• Im Imbiss des ehemaligen Sterne-Kochs Raimund Ostendorp

Ein Samstag in Deutschland

„Zsuszanna“ wanderte gen Süden, „Hajo“ machte sich über Lettland breit und schickte seine Ausläufer bis an die Elbe. Das Hoch und das Tief teilten Deutschland zwischen Rostock und Nürnberg zwischen sich auf. Östlich dieser Linie gab es Schauer und Gewitter, westlich davon strahlte die Sonne. Der Kalender zeigte den 30. Mai 2009, ein Samstag.

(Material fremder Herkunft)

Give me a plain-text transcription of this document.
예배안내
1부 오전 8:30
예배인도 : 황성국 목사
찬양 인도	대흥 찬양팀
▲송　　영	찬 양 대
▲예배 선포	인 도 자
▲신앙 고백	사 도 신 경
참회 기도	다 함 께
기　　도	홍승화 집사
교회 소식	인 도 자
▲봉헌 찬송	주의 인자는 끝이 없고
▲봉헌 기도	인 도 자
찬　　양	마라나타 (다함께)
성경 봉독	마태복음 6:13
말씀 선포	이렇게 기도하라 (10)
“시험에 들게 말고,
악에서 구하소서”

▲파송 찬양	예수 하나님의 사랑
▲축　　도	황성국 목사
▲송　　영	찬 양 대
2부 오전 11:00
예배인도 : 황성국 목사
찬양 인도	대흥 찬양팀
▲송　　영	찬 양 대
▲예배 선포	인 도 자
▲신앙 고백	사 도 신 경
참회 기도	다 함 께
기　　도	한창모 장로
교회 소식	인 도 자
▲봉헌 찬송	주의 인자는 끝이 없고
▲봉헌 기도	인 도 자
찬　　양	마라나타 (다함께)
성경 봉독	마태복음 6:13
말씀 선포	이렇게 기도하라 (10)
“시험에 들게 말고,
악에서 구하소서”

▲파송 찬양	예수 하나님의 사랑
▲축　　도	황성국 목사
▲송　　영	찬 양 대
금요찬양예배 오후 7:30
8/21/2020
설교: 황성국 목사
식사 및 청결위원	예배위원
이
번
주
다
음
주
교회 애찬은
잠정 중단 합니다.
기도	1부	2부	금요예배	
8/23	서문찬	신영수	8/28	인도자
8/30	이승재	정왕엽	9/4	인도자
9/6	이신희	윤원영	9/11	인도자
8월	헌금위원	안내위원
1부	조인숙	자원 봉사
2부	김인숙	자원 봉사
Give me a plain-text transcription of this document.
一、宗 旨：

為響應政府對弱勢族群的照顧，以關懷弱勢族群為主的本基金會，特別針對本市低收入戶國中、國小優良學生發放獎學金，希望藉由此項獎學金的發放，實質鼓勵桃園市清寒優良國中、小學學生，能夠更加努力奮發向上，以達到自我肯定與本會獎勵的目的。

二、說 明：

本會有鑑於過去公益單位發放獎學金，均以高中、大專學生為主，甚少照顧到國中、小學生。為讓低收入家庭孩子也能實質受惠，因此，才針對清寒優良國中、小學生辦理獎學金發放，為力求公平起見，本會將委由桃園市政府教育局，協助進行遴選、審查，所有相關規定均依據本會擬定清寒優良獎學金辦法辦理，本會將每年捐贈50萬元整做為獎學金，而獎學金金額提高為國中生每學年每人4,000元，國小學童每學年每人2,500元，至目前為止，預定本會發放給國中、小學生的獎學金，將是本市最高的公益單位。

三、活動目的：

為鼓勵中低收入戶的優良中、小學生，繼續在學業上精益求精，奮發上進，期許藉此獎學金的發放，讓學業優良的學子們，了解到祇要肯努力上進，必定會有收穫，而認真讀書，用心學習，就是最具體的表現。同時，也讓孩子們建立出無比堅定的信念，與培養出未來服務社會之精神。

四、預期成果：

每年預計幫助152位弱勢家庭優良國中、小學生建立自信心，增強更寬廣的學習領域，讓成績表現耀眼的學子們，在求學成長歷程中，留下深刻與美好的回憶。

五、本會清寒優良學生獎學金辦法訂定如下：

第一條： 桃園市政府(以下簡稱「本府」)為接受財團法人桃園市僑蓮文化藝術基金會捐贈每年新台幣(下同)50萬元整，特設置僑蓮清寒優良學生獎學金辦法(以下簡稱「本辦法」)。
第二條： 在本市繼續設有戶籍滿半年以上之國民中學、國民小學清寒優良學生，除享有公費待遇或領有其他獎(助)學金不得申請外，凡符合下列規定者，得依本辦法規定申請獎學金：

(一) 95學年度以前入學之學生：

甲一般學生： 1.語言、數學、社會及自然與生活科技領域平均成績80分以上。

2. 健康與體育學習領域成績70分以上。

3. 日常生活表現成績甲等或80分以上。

Was unter diesen Himmeln zum Beispiel in Rust oder in Horumersiel, in Bielefeld oder Schiffweiler an diesem Tag auch geschah, wurde von Fotografen der Weinstädter Reportage-Agentur Zeitenspiegel fotografiert. Dreizehn Reporter verteilten sich übers ganze Land; der Arbeitstitel ihres Projektes lautete „Deutscher Samstag“. Geleitet von der Überzeugung, es müsse zu erkennen und zu spiegeln sein, was den Wochenendtag hierzulande ausmacht, begaben sie sich in Freizeitparks und Ambulanzen, an Wiesenstrände, in Museen, begleiteten Familien bei Ausflügen, besuchten Flohmärkte und Weinfeste und Vereine, beobachteten Waschstraßen und Rasenmäher.
Am Sonntag lagen knapp zehntausend Fotos vor. Die vorliegende Auswahl von knapp 80 Bildern zeigt eine ebenso zufällige wie repräsentative Palette dessen, was jeder Fotoreporter, von jedem auf seine Art festgehalten, am Samstag den 30. Mai in Deutschland vor Augen kam.
Dass deutsche Freizeit nicht nur in dieser Republik seinen Ausdruck findet, belegt ein Abstecher von Zeitenspiegel in den Südosten Brasiliens. Dort haben Einwanderer seit hundert Jahren deutsche Tradition erhalten. Der Fotograf Werner Rudhart ist am 30. Mai in das brasilianische Blumenau gefahren und traf bei winterlichen Verhältnissen auf Schützen- und Straßenfest made like in Germany.
Zusammengeführt ergeben die 70 Fotos eine einzigartige Aussage darüber, was den deutschen Samstag ausmacht – Dokumente, die auch ohne Worte beschreiben, was diesen Tag von anderen unterscheidet.